Anger Management
starrring Adam Sandler and Jack Nicholson
3 stars

Maybe it was crazy for me to hope that Anger Management would be better than it was. It's just an Adam Sandler movie, right? It's just crass goofball comedy, right?

Sure, but it would have been nice to have some *well-structured* crass goofball comedy. Good comedy should follow the rules of good drama, ie. characters get caught in an untenable situation where the tension builds and builds until it's finally released. Sandler's done it before; look to Billy Madison for a well-constructed hilarious dumb comedy classic.

And with Anger Mangement, they almost had it. The trailers seemed to promise it. The pieces seem to line up. First we've got Adam Sandler, known for intense, yelling comic characters in movies like Billy Madison or Happy Gilmore. Those few who saw him in Punch-Drunk Love, though, saw a different kind of character, a guy quietly keeping a lid on rage that finally explodes with a hell of a lot of dramatic impact. Take that character, put him in a comedy, and put him up against somebody trying to drive him nuts. And who better to do that than the most insufferable grinning asshole in the world, Jack Nicholson?

And yet somehow, they seemed to forget the whole point of the exercise, which is that we spend the whole movie watching Sandler having the shit irritated out of him (and being ourselves irritated) in anticipation of that glorious moment when Sandler's head finally explodes and tears Nicholson's wattled flesh to pieces with metaphorical shrapnel. But instead, in the final few moments the movie takes a left turn and stiches on the end of The Wedding Singer. Suddenly the moral of the story becomes "If you're having trouble working up the guts to ask your girlfriend to marry you, maybe a couple of weeks of psychological torture will help." Huh? What about Nicholson's apocalypse? That's what we came here for! But no, they just let him walk away, and without that basic A-to-B, this-is-the-point-of-the-movie backbone, the film just sags.

So, for instance, there's no real logic, or even twisted illogic, to Nicholson's anger therapy techniques. It's not so much "Anger Management" as "Crazy Therapist". Supposedly, Nicholson is trying to get Sandler to quit letting people push him around so much -- at least, that's how it's explained at the end of the movie. So how does Nicholson do this? By forcing Sandler to stop his car in the middle of a bridge to sing "I Feel Pretty" with him as people drive by and yell at them. Or by prodding Sandler into flirting with a strange woman and then hitting on Sandler's girlfriend behind Sandler's back. There's just kind of a loose, flabby quality to the comedy set pieces, without much sense that they're logically building from one to the next.  The movie's three quarters done before we finally get some angry punching fun when Sandler confronts a childhood bully who's now a Buddhist monk.

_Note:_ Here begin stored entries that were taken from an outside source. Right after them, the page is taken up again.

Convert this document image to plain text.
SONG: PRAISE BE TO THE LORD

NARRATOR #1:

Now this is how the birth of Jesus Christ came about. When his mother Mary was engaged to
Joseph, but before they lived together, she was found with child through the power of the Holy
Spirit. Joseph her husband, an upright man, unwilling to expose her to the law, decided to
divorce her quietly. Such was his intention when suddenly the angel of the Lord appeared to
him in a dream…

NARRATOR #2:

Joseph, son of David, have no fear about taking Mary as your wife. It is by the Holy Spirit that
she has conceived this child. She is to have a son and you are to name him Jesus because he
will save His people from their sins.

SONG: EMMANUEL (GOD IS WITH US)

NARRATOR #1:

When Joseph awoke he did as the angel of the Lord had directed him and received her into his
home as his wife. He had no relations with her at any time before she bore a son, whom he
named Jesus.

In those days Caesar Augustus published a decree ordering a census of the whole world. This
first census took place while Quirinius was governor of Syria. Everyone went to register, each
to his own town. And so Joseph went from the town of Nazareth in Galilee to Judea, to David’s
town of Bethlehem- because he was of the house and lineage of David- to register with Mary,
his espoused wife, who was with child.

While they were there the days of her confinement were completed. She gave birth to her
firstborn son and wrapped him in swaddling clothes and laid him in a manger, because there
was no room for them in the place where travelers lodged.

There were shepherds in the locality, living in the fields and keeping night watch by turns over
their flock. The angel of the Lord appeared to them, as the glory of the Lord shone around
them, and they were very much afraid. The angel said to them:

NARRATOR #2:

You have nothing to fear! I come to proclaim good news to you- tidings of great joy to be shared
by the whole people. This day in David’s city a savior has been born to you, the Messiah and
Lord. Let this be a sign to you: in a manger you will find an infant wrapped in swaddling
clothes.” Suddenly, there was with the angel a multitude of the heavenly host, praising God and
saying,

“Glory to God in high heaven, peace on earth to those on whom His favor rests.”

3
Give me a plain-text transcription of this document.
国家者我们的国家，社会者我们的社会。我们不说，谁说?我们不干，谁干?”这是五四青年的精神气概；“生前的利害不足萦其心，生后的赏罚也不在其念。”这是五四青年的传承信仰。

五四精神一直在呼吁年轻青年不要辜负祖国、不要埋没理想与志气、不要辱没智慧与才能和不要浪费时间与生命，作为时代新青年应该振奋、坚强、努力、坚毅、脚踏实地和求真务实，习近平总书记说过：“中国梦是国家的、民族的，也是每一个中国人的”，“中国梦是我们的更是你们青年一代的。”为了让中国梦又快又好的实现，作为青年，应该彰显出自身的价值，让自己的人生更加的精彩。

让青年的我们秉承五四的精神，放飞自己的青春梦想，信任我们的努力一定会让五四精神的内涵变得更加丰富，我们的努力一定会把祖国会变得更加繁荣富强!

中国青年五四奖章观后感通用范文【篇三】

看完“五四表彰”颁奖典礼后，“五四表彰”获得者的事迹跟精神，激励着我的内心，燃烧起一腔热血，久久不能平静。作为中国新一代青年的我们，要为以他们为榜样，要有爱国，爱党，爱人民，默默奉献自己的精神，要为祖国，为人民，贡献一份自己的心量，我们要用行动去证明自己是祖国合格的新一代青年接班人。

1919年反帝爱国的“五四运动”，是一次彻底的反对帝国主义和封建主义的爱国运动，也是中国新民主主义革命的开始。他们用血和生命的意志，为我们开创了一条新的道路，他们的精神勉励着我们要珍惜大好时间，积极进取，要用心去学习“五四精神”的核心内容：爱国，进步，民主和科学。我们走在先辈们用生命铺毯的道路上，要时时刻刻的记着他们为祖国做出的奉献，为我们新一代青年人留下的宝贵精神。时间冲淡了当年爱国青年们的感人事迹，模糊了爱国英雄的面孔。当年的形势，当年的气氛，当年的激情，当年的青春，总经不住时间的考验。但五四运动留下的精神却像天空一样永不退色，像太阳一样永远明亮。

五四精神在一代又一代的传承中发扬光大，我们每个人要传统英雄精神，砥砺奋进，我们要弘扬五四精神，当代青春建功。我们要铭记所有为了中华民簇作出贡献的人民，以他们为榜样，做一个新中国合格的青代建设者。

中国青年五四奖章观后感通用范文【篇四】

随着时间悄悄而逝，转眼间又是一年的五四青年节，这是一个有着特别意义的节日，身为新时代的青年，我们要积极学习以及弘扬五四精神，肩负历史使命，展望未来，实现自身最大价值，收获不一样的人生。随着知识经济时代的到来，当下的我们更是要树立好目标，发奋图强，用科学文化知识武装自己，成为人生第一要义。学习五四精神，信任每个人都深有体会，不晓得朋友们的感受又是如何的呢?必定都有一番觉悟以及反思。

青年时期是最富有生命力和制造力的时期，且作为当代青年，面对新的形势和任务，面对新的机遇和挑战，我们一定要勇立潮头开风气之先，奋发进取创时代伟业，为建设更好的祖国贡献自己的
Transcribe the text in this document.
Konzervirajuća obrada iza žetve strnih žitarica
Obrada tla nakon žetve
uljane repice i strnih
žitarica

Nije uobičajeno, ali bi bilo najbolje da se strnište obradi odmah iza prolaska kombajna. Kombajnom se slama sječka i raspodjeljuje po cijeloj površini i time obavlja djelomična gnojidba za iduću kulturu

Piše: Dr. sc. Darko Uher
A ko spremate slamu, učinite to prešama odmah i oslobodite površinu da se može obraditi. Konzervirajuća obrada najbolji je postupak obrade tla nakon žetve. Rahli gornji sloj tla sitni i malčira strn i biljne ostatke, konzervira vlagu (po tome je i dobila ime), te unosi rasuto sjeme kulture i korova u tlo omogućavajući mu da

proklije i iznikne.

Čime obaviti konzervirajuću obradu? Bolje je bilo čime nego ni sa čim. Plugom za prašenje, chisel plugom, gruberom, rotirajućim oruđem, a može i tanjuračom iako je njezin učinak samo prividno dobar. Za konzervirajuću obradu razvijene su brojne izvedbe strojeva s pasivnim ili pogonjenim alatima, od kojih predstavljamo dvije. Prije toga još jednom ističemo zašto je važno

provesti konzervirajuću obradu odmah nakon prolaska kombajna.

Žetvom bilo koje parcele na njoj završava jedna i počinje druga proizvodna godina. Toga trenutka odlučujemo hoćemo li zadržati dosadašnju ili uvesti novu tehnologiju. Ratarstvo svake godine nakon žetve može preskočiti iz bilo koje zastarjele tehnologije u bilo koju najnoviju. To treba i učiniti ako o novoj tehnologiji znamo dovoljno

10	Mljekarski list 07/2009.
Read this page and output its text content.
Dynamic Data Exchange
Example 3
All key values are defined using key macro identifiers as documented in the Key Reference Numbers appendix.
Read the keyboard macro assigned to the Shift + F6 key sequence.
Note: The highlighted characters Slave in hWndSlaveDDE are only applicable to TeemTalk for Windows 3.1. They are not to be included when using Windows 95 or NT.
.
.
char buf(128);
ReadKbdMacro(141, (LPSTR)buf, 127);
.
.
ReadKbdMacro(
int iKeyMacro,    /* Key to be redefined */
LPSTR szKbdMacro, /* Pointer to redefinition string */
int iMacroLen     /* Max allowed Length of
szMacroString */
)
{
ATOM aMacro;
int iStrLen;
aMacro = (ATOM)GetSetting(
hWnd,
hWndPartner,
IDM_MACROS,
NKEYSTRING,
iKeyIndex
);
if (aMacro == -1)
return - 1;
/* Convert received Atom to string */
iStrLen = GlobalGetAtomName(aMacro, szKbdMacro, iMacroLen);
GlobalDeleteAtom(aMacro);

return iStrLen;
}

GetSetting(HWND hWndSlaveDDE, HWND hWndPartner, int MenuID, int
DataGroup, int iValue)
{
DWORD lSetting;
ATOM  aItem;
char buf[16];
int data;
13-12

To be fair, even though it's a jumbled mess, there's still a fair bit of comedy spackle trowelled into the numerous cracks. Sandler's job, for instance, is to design clothes for animals, so we get to see some cats in silly outfits. There's a running gag about a guy with a big cock. Certainly I was happy to meet the two porn actresses in Nicholson's therapy group, was happy to leer along with the other characters as they giggled and flirted and licked each other's fingers. And there's a bunch of little cameos from people like Woody Harrelson, Heather Graham, Luis Guzman and, in one head-shaking inclusion, Rudy Guiliani. Given the fact that they muffed the basic premise of the movie, the film still shows a game willingness to please with whatever junk they could toss in to get a cheap laugh. Which I guess is what I should have expected all along.